Add a second array to `unitigs.bin.idx`: `kmer_prefix[b]` = total k-mers before
block `b`.  For 33 M k-mers: ~73 600 blocks × 4 bytes = **295 KB/partition**.

This enables `kmer_at_global_pos(p)`:

1. Binary search in `kmer_prefix[]` to find block `b`.
2. Sequential scan from `block_offsets[b]` until cumulative k-mer count reaches `p`.
3. Extract the k-mer at the remaining rank within the found chunk.

Cost: O(log(n_blocks) + BLOCK_SIZE) ≈ O(17 + 64) memory accesses.

### Combined with Approach 1

- evidence.bin: **eliminated** (~270 GB saved across 2048 partitions)
- kmer_prefix array: ~295 KB/partition × 2048 = ~600 MB total (negligible)

---

## Recommended path

1. **Short term (approximate index)**: implement MPHF + fingerprint.bin.  Choose
   (B, z) as index parameters.  Drop `evidence.bin` and `unitigs.bin.idx`; keep
   `unitigs.bin` for K-mer enumeration.  Expected size: ~43 MB/partition at B=8
   vs ~142 MB for the exact lookup layer.

2. **Short term (exact index)**: add `kmer_prefix[]` to `unitigs.bin.idx`.
   Zero cost if evidence.bin is kept; enables Approach 1 when ready.
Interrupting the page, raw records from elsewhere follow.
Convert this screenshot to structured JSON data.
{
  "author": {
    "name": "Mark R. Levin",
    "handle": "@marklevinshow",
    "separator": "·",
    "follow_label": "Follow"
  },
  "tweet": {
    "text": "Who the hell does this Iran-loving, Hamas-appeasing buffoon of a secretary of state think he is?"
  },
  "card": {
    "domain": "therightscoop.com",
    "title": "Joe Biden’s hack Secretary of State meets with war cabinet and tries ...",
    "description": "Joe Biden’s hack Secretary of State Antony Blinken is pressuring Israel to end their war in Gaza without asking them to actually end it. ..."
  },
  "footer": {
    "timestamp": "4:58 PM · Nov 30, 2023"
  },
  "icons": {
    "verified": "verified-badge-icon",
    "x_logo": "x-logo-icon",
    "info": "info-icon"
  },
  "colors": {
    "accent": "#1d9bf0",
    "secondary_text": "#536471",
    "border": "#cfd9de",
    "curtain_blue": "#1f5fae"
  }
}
3. **Medium term**: implement GOV retrieval data structure in Rust, or port
   SSHash construction.

4. **Long term**: replace `evidence.bin` with the value-based MPHF.  Expected
   index size reduction: ~50 % of the lookup layer, ~270 GB on the BCT dataset.

---

## Open questions

- Is a GOV construction compatible with the parallel MPHF build currently used
  (PtrHash's `new_from_par_iter`)?  GOV construction is inherently sequential
  (hypergraph peeling); parallelisation is non-trivial.
- Can the SSHash "skew" insight be reused without the minimizer-bucket structure?
  The obikmer partitioning already uses minimizers — there may be natural alignment.
- What is the query latency impact of replacing O(1) evidence lookup with
  O(log n_blocks + BLOCK_SIZE) scan?  Needs benchmarking at realistic BCT scale.
- What is the optimal (B, z) trade-off for the approximate index given the target
  read length and acceptable P(FP_read)?